Nice review, Robert. I too have yet to read any Scalzi and had The God Engines as an item of interest. FBC is one of a very few places I use to vet the books I'm interested in buying. Even though I review and blog, I'm very careful about where the money is being tossed (who isn't these days?) and am new enough not to be up on the radar of publishers. So, I check FBC daily in my google reader to see if any of my 'interest' books can be upgraded to 'buy.' Thanks again, to FBC.

The Fantasizer said...

I really like the "classification" subheading in the review. It really makes things easier for people if they know first off what genre the book being reviewed falls under, and which authors have a similar style.
If I could request one thing from all reviwers here at FBC it would be the inclusion of a classification paragraph for the book being reviewed.

The Reader said...

Hi Robert

The Vincent Chong cover is really fantastic & much more enticing than the other one which they had planned earlier. Great review :)


Robert said...

One reason I decided to break down my reviews into different parts, was to make it more organizational and easier for people to see if it's a book they might be interested in. So I'm glad you like the 'Classification' part The Fantasizer :) I don't always include it in all of my reviews, but more times than not, I try to. I can't speak for the other reviewers though...
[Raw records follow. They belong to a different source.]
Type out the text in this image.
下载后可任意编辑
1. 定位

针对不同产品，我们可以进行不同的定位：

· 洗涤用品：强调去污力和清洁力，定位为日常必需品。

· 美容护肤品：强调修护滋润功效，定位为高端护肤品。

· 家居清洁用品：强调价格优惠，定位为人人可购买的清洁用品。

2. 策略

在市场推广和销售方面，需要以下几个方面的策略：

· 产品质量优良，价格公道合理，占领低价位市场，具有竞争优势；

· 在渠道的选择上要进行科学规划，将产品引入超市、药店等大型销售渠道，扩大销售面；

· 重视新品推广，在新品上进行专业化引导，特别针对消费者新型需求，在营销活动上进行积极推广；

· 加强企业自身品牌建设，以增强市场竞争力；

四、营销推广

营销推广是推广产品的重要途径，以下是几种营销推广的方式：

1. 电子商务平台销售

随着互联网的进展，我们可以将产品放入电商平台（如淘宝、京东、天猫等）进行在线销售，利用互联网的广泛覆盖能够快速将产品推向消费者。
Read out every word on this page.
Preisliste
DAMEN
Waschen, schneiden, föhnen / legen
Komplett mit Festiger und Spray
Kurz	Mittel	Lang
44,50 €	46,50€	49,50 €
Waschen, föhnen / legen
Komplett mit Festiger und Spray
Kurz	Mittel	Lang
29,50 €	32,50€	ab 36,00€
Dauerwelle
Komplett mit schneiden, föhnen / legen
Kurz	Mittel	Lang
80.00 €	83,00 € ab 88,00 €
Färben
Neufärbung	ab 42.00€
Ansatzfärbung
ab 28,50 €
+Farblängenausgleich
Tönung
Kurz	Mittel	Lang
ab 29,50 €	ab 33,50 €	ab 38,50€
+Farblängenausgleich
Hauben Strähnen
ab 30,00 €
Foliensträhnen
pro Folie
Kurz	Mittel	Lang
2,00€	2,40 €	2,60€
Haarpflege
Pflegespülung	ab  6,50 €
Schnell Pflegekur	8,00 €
Thanks Peter :) I appreciate the kind words, and believe The God Engines will be worth your time and money :D

Thanks Mihir! I agree that the new cover is much more striking...

Anonymous said...

I give Scalzi additional kudos for reducing the word count. Many other authors would have succumbed to the multi-part epic. Once again he sets up scenes we never quite see, as in the god being paraded, allowing us to read in so much imaginative detail and then having our jaws knocked around by the flashback details he does provide.